Use of Acoustic Rhinograms

The usefulness of acoustic rhinography is not completely defined. The technique appears to have promise for quantifying the degree and location of narrowing in the anterior region of the nose. Its advantage over rhinomanometry is that it allows localization of abnormalities, and this may allow better diagnosis and better determination of appropriate surgical procedures. The region most easily evaluated with acoustic rhinometry is the region best evaluated visually. Acoustic rhinometry alone does provide information about the effect of narrowing on resistance. For this, rhinomanometry is necessary.

No single method of evaluating the nasal airway correlates with pathologic findings and the patient's subjective symptoms. Nasal endoscopy and imaging studies provide anatomic display but do not quantify nasal obstruction. Rhinomanometry can be useful in determining whether a documented intranasal deformity increases nasal resistance and therefore causes functional disturbance (13). Acoustic rhinometry can be used for accurate location and quantification of areas of obstruction in the anterior nasal cavity. This technique provides objective data to assess the need for surgical correction, to document postsurgical outcome, and to monitor medical therapy for inflammatory nasal disorders. Because the technique is rapid and noninvasive, it is an ideal method of evaluating possible nasal airway obstruction in children (20). Acoustic rhinometry does not replace previous methods of evaluation of the patency of the nasal cavity but provides objective documentation that is accurate and reproducible.

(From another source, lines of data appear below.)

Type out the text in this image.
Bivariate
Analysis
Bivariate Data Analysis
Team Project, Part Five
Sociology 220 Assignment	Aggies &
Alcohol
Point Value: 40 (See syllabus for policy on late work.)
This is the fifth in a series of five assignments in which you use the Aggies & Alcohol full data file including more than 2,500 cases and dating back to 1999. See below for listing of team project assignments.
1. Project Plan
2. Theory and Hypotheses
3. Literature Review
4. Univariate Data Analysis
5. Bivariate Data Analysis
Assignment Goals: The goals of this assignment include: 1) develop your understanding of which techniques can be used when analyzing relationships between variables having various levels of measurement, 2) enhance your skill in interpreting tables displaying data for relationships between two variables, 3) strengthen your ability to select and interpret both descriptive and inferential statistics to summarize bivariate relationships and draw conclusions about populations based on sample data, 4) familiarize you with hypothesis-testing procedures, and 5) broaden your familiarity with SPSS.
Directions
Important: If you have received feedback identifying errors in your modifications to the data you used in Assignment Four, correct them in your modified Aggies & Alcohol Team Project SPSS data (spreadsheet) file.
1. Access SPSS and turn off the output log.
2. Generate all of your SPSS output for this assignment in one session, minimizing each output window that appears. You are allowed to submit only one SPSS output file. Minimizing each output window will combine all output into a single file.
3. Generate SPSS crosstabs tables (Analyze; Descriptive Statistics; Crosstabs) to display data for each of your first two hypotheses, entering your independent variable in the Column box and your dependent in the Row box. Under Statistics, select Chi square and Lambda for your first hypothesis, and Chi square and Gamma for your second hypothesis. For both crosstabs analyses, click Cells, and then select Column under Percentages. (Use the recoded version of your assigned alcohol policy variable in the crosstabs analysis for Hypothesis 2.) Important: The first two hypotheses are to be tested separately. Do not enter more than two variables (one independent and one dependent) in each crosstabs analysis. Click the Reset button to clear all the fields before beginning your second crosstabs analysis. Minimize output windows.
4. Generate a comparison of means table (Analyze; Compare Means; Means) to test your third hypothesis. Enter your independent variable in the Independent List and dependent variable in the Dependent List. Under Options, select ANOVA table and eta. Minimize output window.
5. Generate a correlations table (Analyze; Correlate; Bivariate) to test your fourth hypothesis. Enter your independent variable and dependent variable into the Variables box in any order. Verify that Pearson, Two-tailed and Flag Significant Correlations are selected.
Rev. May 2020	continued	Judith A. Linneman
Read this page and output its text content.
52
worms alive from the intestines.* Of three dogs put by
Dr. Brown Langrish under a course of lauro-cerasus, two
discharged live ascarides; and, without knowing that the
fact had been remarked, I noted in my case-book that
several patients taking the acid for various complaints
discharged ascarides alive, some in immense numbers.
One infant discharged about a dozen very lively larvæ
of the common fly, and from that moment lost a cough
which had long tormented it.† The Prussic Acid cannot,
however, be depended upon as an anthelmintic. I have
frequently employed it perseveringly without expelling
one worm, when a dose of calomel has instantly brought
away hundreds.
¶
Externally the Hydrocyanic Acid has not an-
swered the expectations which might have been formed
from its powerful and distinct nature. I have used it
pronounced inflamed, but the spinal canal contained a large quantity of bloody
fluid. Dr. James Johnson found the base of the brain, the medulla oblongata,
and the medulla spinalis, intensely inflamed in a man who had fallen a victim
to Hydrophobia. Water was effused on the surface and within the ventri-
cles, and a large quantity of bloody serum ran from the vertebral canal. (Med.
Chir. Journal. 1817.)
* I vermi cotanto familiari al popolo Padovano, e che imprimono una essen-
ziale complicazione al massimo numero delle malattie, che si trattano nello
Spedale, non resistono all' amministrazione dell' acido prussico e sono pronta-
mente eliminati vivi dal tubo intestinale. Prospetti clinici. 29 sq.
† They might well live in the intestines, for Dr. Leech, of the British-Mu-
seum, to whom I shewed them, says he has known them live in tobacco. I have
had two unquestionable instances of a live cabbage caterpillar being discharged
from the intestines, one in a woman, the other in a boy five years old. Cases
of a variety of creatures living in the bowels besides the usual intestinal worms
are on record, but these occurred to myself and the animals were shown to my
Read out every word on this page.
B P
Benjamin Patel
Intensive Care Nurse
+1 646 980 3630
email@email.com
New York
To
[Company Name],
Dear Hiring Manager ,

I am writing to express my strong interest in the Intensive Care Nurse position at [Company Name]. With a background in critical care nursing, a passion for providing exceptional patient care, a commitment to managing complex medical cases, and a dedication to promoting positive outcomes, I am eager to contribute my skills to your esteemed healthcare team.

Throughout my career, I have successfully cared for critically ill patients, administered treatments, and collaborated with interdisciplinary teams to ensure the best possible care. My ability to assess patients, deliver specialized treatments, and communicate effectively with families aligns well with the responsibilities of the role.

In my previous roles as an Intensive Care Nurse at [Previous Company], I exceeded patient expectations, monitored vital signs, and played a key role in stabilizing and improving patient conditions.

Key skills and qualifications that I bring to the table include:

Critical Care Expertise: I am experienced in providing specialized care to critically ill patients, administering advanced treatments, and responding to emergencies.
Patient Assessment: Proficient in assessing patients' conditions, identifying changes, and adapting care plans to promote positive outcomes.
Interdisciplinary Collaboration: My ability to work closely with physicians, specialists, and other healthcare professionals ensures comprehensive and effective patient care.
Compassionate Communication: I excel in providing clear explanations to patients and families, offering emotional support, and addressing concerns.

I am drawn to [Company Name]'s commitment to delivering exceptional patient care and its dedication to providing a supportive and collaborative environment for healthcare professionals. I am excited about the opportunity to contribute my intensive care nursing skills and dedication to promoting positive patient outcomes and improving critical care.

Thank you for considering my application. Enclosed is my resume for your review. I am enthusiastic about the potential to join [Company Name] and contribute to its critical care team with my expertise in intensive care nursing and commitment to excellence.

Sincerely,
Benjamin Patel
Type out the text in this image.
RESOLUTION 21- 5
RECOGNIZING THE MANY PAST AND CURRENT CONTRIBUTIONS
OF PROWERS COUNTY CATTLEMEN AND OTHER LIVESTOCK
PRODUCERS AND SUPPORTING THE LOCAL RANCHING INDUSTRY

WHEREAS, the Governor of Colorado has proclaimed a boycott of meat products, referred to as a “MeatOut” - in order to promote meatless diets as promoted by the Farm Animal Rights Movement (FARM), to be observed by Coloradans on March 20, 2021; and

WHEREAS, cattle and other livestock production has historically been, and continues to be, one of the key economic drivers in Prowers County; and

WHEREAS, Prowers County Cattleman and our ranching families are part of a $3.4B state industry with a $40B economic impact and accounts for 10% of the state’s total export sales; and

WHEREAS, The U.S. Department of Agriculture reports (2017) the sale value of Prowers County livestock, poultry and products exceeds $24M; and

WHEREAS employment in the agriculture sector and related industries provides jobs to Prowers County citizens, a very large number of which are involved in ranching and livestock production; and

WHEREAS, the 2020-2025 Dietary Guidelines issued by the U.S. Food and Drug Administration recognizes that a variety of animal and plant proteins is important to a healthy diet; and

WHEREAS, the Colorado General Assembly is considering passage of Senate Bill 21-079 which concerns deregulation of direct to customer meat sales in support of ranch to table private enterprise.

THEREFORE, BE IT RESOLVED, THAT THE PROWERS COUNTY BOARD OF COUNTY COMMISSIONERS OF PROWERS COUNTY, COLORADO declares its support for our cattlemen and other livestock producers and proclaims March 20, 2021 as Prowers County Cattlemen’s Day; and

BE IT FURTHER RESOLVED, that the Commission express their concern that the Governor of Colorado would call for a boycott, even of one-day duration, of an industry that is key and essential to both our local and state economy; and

The function of the nasal airways is to warm, humidify, clean, and regulate the flow of inspired air.

The nasal blood vessels are controlled by sympathetic and parasympathetic nerves as well as locally released mediators, which include substance P, histamine, and leukotrienes.

The nasal mucociliary system is essential for the clearance of mucus, debris, and bacteria from the paranasal sinuses and nasal airway.

The three functional regions of the nasal airway for regulation of airflow are the nasal vestibule, the nasal valve, and the nasal cavum.

The nasal valve is the narrowest and highest-resistance segment of the nasal airway.

Rhinomanometry is used for quantifying the resistance of the nasal airway.

A total nasal airway resistance greater than 0.3 Pa/cm3 per second usually is symptomatic.

The types of nasal obstruction identified with rhinomanometry are mucosal obstruction, structural obstruction, and dynamic airway collapse.

Acoustic rhinometry is a method for measuring nasal airway dimensions with reflected sound waves.

Acoustic rhinometry can help identify the location of flow-limiting segments in the nasal airway.